Рука миссис Харгривз самым естественным образом легла на плечо миссис Чабб. «Бедняжка ты, бедняжка, — подумала она с нежностью. — Не так уж плохи ваши дела. И дочка твоя, уж конечно, не умирает». Миссис Чабб явно преувеличивала опасность, нагнетала страсти, потому что жизнь представлялась ей исключительно в мелодраматических тонах. И миссис Харгривз понимала: это её способ выжить. Так жизнь становится менее тусклой, и одолеть её легче…
В памяти всплыли другие лица: женщины, которые так яростно и смачно бранились у мясного прилавка. Вот уж забавные типажи! Особенно та, краснолицая, поборница справедливости. И, по всему видно, большая любительница повздорить. Миссис Харгривз вдруг вспомнила, как зеленщица назвала её «дорогушей» и как сильно ей это не понравилось. А собственно почему? Вполне мило было сказано, без всякой издёвки… Ну а стервозная кондукторша? Что двигало ею? Миссис Харгривз искала ответа, объяснения… Найдено! Девушка накануне поссорилась со своим ухажёром. И ненавидела в то утро весь белый свет, всю свою блёклую монотонную жизнь, и жаждала отыграться на всех подряд. Да-да, так бывает, когда жизнь идёт наперекосяк.
Калейдоскоп встряхнулся, картинка поменялась… И миссис Харгривз больше не смотрела извне — она стала частью нового узора.
Теплоход загудел. Она вздрогнула, очнулась, открыла глаза. Гринвич.
Обратно она ехала поездом. Почти пустым, поскольку в середине дня путешествовать особенно некому.
Но будь он полным, миссис Харгривз не имела бы ничего против.
Потому что она, пусть ненадолго, воссоединилась с себе подобными. Она любила людей.
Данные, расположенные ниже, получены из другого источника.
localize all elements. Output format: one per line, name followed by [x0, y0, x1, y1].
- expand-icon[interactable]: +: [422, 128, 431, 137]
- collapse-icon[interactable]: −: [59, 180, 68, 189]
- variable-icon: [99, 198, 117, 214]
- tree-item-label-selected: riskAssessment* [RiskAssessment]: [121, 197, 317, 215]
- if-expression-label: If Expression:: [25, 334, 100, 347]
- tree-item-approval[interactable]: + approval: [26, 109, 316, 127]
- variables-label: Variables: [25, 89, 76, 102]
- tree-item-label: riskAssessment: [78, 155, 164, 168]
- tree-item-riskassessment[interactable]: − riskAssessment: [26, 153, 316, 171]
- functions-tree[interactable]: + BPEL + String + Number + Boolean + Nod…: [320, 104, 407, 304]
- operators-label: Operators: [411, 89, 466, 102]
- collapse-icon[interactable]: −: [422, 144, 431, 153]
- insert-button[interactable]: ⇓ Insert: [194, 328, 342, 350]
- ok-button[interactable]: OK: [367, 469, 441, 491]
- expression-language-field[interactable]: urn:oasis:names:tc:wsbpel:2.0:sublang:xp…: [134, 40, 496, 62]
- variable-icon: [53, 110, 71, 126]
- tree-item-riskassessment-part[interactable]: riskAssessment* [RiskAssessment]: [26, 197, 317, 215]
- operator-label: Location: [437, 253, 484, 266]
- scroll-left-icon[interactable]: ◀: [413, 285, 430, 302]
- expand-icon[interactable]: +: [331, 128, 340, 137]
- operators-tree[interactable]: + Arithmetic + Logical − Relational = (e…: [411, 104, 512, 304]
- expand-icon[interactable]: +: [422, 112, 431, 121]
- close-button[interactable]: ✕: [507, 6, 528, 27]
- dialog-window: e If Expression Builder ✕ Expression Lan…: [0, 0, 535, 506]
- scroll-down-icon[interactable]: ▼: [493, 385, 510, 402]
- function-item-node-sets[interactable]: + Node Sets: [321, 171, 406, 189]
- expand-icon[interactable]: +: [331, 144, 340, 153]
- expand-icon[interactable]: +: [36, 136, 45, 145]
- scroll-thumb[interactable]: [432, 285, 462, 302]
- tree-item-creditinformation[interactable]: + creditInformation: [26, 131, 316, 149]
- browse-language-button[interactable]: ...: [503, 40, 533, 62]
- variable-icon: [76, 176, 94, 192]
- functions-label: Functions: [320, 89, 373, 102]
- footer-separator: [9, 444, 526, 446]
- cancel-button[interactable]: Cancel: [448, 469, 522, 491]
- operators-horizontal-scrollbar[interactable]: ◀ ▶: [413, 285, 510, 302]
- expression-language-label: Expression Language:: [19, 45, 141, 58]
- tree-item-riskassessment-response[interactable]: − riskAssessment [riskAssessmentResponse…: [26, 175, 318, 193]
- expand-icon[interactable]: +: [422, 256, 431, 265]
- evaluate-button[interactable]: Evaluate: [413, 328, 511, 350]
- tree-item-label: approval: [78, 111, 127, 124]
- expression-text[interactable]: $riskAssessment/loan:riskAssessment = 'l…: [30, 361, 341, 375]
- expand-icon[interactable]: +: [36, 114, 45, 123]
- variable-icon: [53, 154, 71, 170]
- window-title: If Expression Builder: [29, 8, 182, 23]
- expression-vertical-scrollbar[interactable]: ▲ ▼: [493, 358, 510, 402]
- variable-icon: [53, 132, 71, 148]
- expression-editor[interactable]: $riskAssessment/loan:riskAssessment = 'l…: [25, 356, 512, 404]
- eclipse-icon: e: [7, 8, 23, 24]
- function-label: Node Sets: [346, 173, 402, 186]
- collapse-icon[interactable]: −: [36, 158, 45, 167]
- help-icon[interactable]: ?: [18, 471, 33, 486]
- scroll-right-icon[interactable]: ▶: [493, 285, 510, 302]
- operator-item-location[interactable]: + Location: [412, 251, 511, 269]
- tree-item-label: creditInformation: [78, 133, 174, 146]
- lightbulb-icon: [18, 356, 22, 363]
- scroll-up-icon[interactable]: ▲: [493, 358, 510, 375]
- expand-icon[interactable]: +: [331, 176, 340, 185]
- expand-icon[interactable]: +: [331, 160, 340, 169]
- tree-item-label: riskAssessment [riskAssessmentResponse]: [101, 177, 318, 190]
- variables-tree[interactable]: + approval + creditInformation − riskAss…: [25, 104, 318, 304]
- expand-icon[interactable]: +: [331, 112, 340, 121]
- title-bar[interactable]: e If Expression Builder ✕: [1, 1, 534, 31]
Почти любила.
Разумеется, долго это не продлится. И она об этом прекрасно знала. Не может характер измениться враз — и навеки. Но она была благодарна, глубоко, смиренно, осознанно благодарна за то, что на неё снизошло.
Она совершенно ясно поняла: ей довелось соприкоснуться с чудом. Она познала тепло и счастье, причём не извне, не умозрительно, а всем нутром. Она почувствовала.
А вдруг?.. Вдруг, точно зная теперь, к чему стоит стремиться, она сумеет найти дорогу?
Вспомнилась накидка незнакомца — вся цельная, без единого шва. А вот лица этого человека она разглядеть не успела. Но, пожалуй, она знает, кто это был…
И тепло, и смутный образ постепенно растворялись, таяли. Но их не забыть, никогда не забыть.
— Спасибо, — повторяло её благодарное сердце.
Она говорила вслух в пустом вагоне.
Помощник капитана недоумённо смотрел на билеты, сданные пассажирами при выходе.
— А где ещё один?
— Ты о чём? — Капитан уже сходил по трапу, намереваясь пообедать в Гринвиче.
— Кто-то остался на борту. Пассажиров было восемь, я сам пересчитывал. А билетов семь.
— Да никого тут нету. Хочешь — проверь. Кто-то сошёл, а ты и не заметил. Или по воде ушёл, аки посуху!
И капитан раскатисто хохотнул, радуясь собственной шутке.